10. Prognosis — how does it play out?
Generally good. An uncomplicated UTI usually settles, and recurrence is less likely than in complicated or recurrent disease. Naming the prognosis tells the listener you understand the whole arc of the condition, not just its name.
The same ten work for asthma, type 2 diabetes, a chest infection — anything. Pick a condition, run the list, and you have a structured description on demand.
How to use it
This is a retrieval scaffold, not a script. Use it to revise (build a one-page summary of any condition against the ten headings), to prepare for OSCEs and vivas (so you never freeze), and to sharpen your own clinical reasoning in consultations — knowing where a patient sits on each dimension is exactly what good assessment is. And it answers the original challenge: a prescriber who is not leaning on a PGD is leaning on organised knowledge like this.
How I can help
A lot of my teaching is about exactly this — turning knowledge you already have into structures you can use under pressure, for exams, OSCEs and real consultations. If you want help developing your clinical reasoning or preparing for an assessment, get in touch.

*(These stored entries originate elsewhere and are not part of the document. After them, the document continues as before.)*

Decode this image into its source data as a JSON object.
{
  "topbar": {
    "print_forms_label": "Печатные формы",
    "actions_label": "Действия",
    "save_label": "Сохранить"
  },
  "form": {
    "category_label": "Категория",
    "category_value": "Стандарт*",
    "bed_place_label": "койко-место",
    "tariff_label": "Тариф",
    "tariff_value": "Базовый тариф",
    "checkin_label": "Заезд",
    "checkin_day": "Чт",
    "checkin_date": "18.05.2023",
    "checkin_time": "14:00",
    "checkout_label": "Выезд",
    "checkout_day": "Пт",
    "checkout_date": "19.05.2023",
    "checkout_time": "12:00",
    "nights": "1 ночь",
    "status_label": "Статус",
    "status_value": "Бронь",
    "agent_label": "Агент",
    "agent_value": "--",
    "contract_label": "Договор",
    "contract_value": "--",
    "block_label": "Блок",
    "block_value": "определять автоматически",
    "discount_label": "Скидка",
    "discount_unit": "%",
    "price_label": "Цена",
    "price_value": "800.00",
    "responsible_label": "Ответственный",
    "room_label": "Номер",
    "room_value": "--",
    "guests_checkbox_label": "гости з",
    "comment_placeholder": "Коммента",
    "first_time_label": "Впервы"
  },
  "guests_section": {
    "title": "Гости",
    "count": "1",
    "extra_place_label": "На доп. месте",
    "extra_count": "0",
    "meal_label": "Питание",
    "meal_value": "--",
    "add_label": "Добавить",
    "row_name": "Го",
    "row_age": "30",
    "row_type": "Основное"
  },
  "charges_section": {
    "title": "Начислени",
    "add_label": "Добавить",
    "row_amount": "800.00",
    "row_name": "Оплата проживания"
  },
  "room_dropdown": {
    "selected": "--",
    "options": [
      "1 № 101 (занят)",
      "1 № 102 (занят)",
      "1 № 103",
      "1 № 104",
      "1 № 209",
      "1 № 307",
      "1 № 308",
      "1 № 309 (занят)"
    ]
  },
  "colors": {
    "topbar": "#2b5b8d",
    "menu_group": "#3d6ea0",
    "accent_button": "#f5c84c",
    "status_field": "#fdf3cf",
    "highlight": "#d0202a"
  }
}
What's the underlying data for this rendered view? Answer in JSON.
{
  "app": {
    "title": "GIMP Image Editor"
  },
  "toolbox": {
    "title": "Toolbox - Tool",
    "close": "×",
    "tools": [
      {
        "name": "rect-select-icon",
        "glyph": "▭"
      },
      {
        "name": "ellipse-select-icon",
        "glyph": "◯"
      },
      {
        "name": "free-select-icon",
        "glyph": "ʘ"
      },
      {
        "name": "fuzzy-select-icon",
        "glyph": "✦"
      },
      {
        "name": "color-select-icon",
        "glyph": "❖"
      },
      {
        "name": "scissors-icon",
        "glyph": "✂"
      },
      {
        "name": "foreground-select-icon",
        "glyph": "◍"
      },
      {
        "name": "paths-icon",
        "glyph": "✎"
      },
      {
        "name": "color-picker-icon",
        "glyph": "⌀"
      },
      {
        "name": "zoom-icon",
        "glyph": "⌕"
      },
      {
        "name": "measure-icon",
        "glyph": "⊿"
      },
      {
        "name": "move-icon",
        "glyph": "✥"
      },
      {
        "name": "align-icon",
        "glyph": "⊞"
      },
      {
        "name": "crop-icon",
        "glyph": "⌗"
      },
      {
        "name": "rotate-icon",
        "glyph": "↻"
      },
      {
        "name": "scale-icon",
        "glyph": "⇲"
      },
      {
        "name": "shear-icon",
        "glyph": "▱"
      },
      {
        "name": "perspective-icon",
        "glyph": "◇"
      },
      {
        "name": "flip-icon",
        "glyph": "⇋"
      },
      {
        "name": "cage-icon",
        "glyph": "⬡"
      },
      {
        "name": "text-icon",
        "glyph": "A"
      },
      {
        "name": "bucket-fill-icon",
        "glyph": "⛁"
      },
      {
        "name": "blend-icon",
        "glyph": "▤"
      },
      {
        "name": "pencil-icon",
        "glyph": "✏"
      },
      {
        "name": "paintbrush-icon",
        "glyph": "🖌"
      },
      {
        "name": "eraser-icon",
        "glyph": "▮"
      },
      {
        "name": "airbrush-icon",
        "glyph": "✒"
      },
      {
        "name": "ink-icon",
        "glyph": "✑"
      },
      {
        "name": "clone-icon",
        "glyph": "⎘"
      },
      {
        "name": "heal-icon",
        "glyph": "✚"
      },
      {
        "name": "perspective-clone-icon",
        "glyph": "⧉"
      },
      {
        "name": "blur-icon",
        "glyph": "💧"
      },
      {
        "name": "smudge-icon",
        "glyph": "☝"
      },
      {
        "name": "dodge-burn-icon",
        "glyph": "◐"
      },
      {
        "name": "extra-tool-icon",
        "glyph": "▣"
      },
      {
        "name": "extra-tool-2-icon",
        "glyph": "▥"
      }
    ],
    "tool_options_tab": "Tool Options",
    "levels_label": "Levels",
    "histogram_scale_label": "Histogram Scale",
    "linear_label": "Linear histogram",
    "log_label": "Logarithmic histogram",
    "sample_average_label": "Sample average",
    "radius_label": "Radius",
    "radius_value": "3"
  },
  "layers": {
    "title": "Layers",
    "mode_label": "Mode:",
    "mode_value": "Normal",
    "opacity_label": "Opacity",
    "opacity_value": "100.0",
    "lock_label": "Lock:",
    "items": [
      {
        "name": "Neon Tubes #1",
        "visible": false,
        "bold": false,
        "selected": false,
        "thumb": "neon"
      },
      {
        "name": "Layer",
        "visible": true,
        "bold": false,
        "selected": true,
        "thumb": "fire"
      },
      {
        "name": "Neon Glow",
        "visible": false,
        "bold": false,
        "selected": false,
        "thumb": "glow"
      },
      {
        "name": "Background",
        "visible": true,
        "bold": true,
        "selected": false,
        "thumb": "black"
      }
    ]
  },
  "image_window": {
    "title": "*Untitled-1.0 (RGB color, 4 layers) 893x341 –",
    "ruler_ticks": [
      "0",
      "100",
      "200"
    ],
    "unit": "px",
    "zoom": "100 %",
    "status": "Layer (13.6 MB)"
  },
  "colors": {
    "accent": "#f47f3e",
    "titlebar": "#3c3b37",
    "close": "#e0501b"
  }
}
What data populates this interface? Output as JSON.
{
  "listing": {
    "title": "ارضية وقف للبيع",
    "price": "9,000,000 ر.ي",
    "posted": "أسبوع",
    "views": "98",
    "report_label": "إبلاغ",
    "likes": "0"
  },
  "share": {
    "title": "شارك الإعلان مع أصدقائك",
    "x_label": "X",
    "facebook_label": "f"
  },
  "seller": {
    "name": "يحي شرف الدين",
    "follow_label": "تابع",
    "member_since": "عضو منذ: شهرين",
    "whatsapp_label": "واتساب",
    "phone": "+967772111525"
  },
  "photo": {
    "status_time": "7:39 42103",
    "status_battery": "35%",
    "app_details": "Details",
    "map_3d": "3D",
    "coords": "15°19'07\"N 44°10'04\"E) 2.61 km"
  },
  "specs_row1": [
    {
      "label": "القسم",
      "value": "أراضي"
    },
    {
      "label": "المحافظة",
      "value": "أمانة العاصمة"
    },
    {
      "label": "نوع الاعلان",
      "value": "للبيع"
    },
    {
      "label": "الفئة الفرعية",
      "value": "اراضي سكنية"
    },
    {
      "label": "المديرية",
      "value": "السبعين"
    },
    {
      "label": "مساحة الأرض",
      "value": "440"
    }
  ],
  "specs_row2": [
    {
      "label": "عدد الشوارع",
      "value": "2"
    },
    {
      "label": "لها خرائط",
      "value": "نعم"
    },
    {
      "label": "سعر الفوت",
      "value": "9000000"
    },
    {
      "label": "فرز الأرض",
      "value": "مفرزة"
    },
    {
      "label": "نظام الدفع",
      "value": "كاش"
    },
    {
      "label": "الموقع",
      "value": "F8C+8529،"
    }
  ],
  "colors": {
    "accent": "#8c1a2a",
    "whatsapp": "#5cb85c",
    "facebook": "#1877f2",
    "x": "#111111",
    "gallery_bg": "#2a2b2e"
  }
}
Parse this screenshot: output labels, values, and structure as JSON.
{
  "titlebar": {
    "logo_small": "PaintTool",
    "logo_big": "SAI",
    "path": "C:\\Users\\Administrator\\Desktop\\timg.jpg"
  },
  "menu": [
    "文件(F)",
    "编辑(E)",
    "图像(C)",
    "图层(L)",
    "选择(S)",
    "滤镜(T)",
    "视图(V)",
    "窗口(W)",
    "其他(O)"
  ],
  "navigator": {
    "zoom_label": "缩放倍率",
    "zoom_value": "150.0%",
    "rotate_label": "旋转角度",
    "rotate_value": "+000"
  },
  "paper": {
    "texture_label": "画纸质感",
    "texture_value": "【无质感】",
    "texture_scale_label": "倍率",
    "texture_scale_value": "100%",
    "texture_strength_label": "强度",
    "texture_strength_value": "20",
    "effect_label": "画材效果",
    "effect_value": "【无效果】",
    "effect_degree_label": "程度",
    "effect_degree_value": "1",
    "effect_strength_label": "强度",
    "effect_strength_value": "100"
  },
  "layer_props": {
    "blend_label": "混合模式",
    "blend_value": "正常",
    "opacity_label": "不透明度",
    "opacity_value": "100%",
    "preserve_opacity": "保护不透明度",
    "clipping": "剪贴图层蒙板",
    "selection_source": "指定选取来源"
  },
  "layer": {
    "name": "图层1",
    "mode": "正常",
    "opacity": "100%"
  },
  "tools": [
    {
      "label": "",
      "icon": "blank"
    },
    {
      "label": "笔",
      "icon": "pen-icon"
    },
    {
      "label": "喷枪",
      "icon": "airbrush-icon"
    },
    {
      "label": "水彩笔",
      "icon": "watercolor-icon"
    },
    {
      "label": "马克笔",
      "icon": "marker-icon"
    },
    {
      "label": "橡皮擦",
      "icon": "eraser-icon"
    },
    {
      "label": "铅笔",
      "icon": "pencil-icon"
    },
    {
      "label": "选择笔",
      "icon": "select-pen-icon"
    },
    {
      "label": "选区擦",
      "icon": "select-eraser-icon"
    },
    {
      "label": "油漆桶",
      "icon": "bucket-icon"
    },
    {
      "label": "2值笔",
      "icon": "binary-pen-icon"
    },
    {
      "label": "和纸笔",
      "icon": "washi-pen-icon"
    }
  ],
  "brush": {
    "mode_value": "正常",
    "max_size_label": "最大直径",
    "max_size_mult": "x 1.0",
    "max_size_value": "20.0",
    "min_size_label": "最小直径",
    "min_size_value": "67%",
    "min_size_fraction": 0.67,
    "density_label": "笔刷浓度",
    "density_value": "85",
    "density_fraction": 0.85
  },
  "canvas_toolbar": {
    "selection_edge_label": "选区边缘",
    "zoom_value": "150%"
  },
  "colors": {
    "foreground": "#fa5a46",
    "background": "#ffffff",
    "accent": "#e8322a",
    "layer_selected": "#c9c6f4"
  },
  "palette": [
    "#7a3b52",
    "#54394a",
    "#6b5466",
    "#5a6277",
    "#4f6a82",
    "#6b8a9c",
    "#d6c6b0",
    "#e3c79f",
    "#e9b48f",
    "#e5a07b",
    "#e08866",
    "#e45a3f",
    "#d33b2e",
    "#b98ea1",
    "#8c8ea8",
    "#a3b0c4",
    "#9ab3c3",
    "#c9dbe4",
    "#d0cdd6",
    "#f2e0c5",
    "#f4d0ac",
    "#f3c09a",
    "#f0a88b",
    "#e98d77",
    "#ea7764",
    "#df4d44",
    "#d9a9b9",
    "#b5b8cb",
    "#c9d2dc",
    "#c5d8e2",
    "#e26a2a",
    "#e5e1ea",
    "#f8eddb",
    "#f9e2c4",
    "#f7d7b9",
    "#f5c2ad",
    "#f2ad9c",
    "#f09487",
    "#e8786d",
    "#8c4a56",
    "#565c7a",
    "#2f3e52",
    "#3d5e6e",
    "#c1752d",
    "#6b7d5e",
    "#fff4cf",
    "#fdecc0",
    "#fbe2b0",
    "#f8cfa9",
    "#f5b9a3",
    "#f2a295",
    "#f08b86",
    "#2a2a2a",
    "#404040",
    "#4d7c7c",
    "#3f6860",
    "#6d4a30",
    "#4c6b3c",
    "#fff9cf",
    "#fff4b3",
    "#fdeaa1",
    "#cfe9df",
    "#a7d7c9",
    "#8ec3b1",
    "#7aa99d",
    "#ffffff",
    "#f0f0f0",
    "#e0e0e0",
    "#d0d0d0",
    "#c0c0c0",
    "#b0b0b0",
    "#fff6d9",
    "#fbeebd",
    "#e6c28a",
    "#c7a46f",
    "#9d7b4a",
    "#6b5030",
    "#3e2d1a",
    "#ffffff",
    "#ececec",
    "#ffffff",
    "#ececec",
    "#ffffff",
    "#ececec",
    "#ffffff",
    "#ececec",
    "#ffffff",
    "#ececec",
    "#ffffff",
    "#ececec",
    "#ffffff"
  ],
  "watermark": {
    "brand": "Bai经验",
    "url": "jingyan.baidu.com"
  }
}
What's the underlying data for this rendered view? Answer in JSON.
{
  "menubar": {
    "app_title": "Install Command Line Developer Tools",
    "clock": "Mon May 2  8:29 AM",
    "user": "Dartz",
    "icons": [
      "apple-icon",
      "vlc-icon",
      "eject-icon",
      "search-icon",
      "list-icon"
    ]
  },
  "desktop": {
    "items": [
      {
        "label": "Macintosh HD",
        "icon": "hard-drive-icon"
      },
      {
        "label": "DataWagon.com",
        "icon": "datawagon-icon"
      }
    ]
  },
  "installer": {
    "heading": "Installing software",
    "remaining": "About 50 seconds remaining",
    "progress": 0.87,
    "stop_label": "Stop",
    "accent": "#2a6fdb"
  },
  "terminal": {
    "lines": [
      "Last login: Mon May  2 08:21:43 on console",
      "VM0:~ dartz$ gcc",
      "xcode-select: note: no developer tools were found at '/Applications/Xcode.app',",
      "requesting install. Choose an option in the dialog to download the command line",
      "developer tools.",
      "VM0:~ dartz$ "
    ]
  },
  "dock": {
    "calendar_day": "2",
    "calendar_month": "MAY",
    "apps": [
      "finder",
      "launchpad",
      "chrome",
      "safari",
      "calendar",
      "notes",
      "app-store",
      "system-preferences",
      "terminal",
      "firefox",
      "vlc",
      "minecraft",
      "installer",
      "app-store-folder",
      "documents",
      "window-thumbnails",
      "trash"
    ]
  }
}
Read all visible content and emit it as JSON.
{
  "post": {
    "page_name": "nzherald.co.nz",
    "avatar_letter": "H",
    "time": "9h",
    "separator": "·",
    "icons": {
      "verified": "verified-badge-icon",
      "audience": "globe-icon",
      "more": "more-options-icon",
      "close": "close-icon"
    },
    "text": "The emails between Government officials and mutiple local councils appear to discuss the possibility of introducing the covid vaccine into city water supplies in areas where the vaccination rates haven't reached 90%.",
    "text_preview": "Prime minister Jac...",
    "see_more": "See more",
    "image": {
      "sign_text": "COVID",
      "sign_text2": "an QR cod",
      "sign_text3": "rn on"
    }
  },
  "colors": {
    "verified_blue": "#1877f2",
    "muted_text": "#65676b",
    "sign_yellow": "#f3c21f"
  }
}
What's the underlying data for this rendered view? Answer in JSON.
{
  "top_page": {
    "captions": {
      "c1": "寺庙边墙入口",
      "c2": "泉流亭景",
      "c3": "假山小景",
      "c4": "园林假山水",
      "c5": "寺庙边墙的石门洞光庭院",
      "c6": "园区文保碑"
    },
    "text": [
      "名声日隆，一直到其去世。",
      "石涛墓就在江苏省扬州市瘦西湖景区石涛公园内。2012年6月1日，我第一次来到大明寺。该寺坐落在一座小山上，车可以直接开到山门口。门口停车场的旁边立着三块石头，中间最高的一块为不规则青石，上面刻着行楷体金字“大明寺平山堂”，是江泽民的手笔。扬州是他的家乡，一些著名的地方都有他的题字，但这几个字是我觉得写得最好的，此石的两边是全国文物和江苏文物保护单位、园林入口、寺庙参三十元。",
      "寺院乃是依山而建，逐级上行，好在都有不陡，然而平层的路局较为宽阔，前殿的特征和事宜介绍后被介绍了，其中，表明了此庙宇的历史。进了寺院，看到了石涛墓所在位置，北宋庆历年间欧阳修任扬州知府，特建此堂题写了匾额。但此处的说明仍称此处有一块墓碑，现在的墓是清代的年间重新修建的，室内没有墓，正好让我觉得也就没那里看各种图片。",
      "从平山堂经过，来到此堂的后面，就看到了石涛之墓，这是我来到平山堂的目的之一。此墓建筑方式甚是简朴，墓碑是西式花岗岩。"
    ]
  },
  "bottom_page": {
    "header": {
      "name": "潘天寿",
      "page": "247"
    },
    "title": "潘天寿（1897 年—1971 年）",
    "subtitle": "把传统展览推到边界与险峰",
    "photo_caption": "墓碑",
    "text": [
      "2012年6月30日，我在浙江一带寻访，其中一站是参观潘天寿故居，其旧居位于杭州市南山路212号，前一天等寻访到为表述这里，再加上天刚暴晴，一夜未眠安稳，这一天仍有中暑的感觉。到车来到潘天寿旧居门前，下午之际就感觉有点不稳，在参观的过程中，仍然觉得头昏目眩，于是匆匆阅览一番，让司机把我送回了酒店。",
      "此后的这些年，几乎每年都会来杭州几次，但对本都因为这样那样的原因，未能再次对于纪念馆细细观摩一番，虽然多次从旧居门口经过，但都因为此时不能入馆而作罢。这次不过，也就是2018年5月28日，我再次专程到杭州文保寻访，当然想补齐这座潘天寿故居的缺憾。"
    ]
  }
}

Frequently asked questions
What knowledge does a prescriber draw on without a PGD?
An independent prescriber assesses and treats within their competence using their own clinical knowledge — epidemiology, aetiology, pathophysiology, presentation and prognosis — rather than working to a Patient Group Direction. A structured framework helps you organise that knowledge for any condition.
What is the “In a surgeon’s gown” framework?
A ten-point memory aid — Incidence, Aetiology, Sex, Geography, Age, Pathology, Microscopic, Macroscopic, Signs and symptoms, Prognosis — for describing any condition systematically, remembered with the phrase “In a surgeon’s gown, a pharmacist might make some progress.”
Why are UTIs more common in women?
Largely anatomy: the female urethra is shorter and closer to the perineum, so bacteria such as E. coli reach the bladder more easily. Risk rises again after the menopause as falling oestrogen weakens the urogenital defences.
Is this a treatment protocol?
No — it is a learning and reasoning tool. Diagnosis and treatment must follow current local and national guidance, such as NICE and antimicrobial stewardship policies.